Dafruta e Maguary (Ebba): discorda dos resultados do teste. A empresa alega que está de acordo com as exigências do Mapa e que, como não existe um método oficial para a verificação da quantidade de fruta presente nas bebidas, a reprovação não é cabível. Com relação à rotulagem das bebidas mistas, a empresa diz seguir as normas fixadas pela Anvisa e que esta só exige que a denominação do produto esteja presente na parte frontal da caixa, mas não determina o local específico, e que o tamanho da fonte utilizado (2 mm) é maior que o exigido pela legislação (1 mm).

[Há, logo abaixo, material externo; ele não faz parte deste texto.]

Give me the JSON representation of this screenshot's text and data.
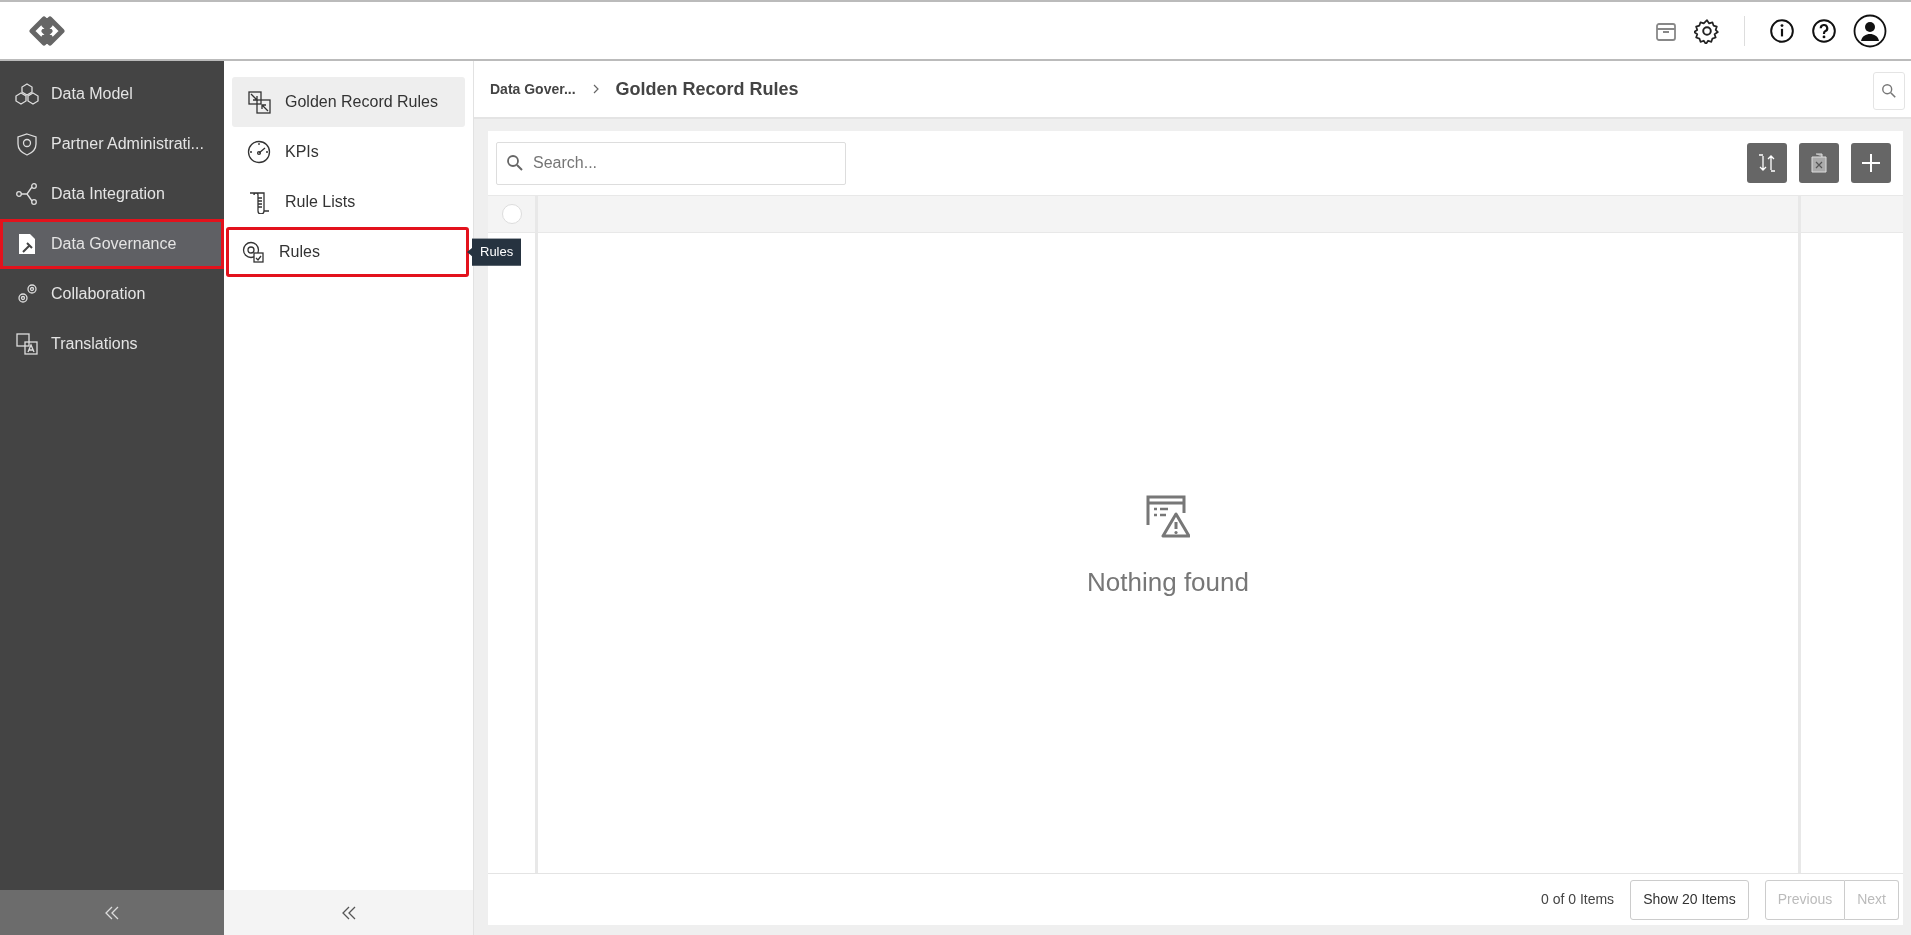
{
  "nav": [
    {
      "label": "Data Model",
      "selected": false,
      "highlighted": false
    },
    {
      "label": "Partner Administrati...",
      "selected": false,
      "highlighted": false
    },
    {
      "label": "Data Integration",
      "selected": false,
      "highlighted": false
    },
    {
      "label": "Data Governance",
      "selected": true,
      "highlighted": true
    },
    {
      "label": "Collaboration",
      "selected": false,
      "highlighted": false
    },
    {
      "label": "Translations",
      "selected": false,
      "highlighted": false
    }
  ],
  "subnav": [
    {
      "label": "Golden Record Rules",
      "selected": true,
      "highlighted": false
    },
    {
      "label": "KPIs",
      "selected": false,
      "highlighted": false
    },
    {
      "label": "Rule Lists",
      "selected": false,
      "highlighted": false
    },
    {
      "label": "Rules",
      "selected": false,
      "highlighted": true,
      "tooltip": "Rules"
    }
  ],
  "breadcrumb": [
    "Data Gover...",
    "Golden Record Rules"
  ],
  "search": {
    "placeholder": "Search..."
  },
  "select_all": {
    "checked": false
  },
  "empty_message": "Nothing found",
  "pagination": {
    "summary": "0 of 0 Items",
    "page_size": "Show 20 Items",
    "previous": "Previous",
    "next": "Next",
    "previous_disabled": true,
    "next_disabled": true
  }
}
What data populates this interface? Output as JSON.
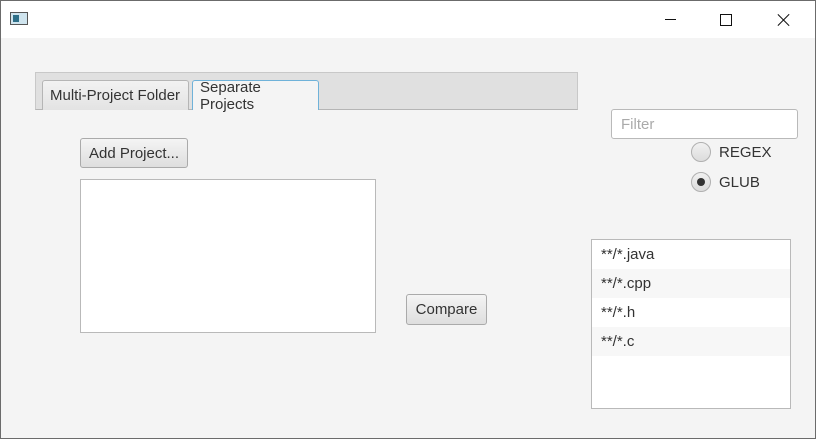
{
  "window": {
    "controls": {
      "minimize": "minimize",
      "maximize": "maximize",
      "close": "close"
    }
  },
  "tabs": [
    {
      "label": "Multi-Project Folder",
      "selected": false
    },
    {
      "label": "Separate Projects",
      "selected": true
    }
  ],
  "add_project_label": "Add Project...",
  "compare_label": "Compare",
  "filter": {
    "placeholder": "Filter",
    "value": ""
  },
  "mode_options": [
    {
      "label": "REGEX",
      "selected": false
    },
    {
      "label": "GLUB",
      "selected": true
    }
  ],
  "patterns": [
    "**/*.java",
    "**/*.cpp",
    "**/*.h",
    "**/*.c",
    ""
  ],
  "colors": {
    "tab_focus_border": "#6fb2d9",
    "window_bg": "#f4f4f4"
  }
}
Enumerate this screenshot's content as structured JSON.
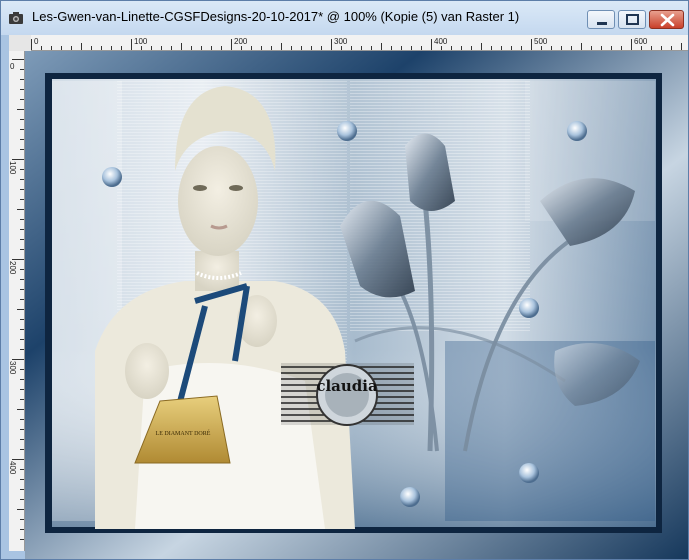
{
  "window": {
    "title": "Les-Gwen-van-Linette-CGSFDesigns-20-10-2017* @ 100% (Kopie (5) van Raster 1)"
  },
  "ruler_top": {
    "labels": [
      "0",
      "100",
      "200",
      "300",
      "400",
      "500",
      "600"
    ]
  },
  "ruler_left": {
    "labels": [
      "0",
      "100",
      "200",
      "300",
      "400"
    ]
  },
  "canvas_art": {
    "product_lines": [
      "LE DIAMANT DORÉ"
    ],
    "watermark": "claudia"
  },
  "colors": {
    "title_bar": "#c4d8ef",
    "frame": "#1b3d60",
    "close_button": "#c9402a"
  }
}
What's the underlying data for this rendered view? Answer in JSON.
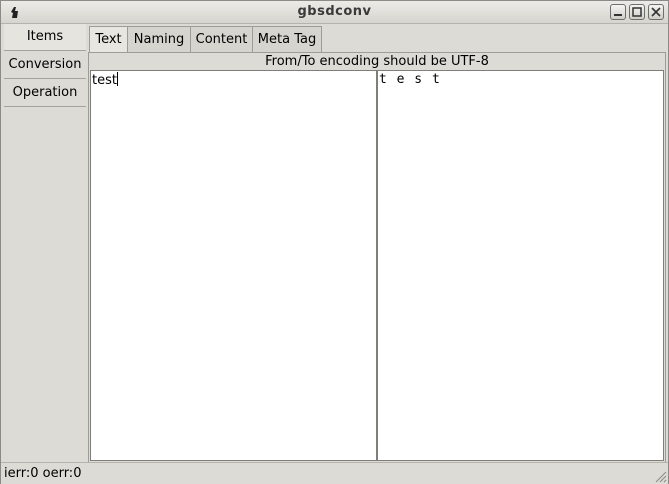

O Idec reconhece que não há um método oficial para apuração do teor de polpa ou suco de fruta, mas ressalta que, justamente por isso, a metodologia escolhida não pode ser desqualificada. O Instituto buscou o método mais preciso atualmente disponível e o laboratório responsável pelo teste é reconhecido nacional e internacionalmente e, inclusive, é credenciado pelo Mapa e Anvisa para outras análises. Com relação à rotulagem, o Instituto reafirma que se a informação não é comunicada de maneira clara ao consumidor, o que inclui a sua legibilidade e fácil percepção, esta viola o Código de Defesa do Consumidor (CDC).